Now we can calculate the volume of the wire using the formula:
Volume (in cm^3) = Weight (in g) / Density (in g/cm^3)
Volume = 27.209181 / 8.96 = 3.0346 cm^3
The volume of a cylinder is given by the formula:
Volume (in cm^3) = π * r^2 * h
Where r is the radius of the wire and h is its length. Since we are looking for the diameter of the wire, we need to double the radius.
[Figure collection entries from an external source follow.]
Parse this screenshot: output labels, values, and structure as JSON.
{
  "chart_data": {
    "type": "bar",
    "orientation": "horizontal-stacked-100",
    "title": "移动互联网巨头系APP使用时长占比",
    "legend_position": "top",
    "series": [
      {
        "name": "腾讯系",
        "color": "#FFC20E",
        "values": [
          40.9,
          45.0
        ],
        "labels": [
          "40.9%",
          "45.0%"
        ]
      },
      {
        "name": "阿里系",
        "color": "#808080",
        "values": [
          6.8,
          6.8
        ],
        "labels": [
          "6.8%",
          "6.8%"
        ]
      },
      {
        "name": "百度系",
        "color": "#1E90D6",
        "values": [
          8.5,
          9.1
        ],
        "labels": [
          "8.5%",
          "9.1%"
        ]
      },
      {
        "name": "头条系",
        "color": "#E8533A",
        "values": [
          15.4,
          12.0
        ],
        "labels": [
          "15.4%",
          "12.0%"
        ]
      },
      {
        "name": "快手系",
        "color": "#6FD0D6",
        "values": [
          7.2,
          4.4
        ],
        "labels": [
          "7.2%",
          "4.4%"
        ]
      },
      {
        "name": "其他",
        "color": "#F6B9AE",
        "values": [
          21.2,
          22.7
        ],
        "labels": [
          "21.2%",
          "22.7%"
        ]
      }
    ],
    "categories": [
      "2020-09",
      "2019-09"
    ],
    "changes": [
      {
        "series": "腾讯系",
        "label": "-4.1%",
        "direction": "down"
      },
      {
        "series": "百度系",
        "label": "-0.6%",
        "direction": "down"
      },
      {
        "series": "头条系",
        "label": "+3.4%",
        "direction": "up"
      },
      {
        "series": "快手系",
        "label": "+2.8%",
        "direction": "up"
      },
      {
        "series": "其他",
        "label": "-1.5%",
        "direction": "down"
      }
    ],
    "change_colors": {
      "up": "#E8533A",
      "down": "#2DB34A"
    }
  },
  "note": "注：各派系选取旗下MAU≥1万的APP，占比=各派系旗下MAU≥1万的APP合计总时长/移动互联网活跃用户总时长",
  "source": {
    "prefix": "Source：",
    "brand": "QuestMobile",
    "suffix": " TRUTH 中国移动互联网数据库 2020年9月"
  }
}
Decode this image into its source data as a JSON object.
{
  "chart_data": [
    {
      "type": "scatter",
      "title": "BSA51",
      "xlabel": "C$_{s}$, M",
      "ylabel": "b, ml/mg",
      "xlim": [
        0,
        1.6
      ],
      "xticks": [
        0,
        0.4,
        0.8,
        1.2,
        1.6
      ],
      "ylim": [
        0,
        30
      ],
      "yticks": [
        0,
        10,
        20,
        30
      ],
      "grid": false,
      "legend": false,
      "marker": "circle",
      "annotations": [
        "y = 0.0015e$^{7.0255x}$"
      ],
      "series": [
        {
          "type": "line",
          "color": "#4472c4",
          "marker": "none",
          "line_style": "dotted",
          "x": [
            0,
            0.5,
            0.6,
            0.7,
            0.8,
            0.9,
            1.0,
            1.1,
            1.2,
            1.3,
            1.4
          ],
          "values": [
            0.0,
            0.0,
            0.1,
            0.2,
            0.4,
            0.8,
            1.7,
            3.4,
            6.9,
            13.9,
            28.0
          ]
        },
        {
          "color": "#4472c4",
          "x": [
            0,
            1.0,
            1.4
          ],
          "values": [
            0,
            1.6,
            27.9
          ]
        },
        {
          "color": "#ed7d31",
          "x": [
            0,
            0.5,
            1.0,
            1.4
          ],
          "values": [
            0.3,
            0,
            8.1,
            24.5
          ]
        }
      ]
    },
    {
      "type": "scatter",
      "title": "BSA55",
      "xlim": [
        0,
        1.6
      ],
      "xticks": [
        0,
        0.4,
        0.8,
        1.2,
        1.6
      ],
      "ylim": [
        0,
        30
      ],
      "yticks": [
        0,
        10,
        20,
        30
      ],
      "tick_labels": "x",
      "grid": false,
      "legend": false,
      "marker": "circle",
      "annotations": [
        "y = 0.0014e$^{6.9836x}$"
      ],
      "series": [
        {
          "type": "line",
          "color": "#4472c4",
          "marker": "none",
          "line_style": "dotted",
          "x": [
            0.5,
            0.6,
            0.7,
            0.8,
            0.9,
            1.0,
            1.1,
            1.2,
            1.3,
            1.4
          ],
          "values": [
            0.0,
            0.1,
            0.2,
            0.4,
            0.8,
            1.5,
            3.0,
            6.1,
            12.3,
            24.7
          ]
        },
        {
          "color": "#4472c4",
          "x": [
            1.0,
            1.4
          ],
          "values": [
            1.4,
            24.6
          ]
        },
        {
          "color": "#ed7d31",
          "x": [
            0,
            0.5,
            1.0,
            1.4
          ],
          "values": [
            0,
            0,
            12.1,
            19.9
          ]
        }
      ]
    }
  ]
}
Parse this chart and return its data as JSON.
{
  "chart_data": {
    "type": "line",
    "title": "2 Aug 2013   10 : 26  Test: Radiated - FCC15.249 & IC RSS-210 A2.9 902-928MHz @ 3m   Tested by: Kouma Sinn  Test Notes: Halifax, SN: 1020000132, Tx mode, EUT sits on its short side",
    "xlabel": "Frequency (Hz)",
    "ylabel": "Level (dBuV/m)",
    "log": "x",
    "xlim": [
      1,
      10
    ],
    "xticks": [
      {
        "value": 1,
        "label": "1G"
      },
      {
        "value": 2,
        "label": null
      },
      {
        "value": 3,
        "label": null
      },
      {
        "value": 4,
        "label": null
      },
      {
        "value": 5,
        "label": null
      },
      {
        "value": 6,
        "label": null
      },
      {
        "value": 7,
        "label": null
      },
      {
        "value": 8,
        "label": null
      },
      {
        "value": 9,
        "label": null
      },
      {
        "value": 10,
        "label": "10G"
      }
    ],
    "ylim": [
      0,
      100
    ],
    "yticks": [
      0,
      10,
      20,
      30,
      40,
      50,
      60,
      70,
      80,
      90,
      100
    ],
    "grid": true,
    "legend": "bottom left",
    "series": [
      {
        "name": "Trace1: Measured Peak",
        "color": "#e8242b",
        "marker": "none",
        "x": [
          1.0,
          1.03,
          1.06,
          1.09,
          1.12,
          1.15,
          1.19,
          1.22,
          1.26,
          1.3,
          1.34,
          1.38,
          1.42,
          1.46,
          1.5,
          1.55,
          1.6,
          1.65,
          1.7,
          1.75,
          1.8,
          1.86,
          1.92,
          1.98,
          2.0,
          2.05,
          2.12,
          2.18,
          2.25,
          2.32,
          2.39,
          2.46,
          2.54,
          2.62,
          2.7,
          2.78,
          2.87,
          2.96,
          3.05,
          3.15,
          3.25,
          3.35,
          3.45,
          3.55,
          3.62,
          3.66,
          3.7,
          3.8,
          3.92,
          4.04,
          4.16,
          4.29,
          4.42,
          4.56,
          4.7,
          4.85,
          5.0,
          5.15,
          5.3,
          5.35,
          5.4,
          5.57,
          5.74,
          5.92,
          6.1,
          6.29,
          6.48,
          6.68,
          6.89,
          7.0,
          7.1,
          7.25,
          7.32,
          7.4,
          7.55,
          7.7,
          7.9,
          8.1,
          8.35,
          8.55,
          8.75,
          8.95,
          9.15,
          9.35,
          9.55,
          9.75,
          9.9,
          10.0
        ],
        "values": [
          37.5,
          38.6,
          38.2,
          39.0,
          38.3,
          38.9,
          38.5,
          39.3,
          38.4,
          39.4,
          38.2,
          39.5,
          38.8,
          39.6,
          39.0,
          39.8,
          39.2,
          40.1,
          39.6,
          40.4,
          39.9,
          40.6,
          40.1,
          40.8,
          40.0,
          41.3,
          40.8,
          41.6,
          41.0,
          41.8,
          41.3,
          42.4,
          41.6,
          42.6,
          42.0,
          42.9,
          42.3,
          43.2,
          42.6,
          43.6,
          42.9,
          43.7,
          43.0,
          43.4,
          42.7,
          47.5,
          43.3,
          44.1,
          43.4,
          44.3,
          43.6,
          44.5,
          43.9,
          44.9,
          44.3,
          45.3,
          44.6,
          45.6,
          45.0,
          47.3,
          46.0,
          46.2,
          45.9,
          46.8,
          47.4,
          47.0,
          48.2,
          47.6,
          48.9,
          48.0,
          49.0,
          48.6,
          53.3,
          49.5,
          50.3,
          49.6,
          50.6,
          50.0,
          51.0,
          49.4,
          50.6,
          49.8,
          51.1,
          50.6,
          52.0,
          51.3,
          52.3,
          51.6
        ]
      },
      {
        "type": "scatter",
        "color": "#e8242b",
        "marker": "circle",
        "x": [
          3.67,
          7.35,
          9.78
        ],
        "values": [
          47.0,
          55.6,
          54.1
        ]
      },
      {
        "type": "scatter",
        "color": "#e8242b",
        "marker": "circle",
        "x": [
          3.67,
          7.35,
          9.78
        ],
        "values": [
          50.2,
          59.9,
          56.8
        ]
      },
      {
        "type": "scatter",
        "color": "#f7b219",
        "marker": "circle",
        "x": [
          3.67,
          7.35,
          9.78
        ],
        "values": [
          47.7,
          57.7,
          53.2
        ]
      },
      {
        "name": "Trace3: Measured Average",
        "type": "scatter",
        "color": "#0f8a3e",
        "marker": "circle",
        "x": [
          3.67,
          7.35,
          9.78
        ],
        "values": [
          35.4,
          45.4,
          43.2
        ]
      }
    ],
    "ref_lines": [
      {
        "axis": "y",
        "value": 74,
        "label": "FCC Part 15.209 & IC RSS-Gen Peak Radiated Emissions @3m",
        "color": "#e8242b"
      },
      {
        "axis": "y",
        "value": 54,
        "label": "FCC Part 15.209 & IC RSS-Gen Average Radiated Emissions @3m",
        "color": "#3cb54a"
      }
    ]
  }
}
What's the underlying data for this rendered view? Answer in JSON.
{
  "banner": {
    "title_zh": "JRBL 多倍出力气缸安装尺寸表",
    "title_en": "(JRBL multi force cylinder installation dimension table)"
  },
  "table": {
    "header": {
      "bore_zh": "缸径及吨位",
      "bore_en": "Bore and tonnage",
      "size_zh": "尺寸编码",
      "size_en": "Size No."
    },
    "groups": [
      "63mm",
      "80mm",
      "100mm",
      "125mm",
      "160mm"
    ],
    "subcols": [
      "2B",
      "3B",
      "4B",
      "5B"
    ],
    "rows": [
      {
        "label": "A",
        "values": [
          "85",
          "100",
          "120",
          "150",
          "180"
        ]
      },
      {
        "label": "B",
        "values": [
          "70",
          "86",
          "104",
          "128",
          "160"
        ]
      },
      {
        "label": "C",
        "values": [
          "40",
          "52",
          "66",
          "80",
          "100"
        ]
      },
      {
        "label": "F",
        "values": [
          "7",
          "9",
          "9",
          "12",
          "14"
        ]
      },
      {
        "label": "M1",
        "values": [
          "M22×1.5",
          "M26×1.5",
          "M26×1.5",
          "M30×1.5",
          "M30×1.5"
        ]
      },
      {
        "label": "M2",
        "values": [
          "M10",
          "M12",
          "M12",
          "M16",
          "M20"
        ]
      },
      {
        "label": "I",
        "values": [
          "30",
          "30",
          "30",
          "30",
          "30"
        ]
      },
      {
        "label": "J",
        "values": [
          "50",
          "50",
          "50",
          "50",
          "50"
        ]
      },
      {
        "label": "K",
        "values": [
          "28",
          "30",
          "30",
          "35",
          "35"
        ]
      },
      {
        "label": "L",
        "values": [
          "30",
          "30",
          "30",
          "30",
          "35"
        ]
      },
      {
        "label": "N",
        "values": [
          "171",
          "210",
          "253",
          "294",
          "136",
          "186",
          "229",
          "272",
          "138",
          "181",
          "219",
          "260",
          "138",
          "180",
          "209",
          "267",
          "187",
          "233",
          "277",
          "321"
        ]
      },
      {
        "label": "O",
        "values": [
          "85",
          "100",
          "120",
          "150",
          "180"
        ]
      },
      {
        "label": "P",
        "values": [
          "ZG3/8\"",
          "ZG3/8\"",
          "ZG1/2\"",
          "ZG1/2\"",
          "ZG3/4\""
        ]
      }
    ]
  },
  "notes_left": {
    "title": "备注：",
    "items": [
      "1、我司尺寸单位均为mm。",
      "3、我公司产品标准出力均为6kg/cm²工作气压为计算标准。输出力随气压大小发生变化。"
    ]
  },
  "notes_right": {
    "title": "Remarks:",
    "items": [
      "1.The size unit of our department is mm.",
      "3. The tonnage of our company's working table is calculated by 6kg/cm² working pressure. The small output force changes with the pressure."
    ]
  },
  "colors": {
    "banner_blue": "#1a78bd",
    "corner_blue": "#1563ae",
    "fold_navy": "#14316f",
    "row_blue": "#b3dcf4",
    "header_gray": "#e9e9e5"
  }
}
So, the formula becomes:
Volume = π * (2r)^2 * h
Simplifying this equation, we get:
3.0346 = 4π * r^2 * h
Since we know the length of the wire is 121.92 cm, we can substitute this value into the equation:
3.0346 = 4π * r^2 * 121.92
Now we can solve for the radius:
r^2 = 3.0346 / (4π * 121.92)
r^2 ≈ 0.00243439774
r ≈ sqrt(0.00243439774)
r ≈ 0.0493 cm
Finally, to convert the radius from centimeters to millimeters, we multiply by 10:
0.0493 cm * 10 = 0.493 mm
Therefore, the diameter of the wire is approximately 0.493 millimeters.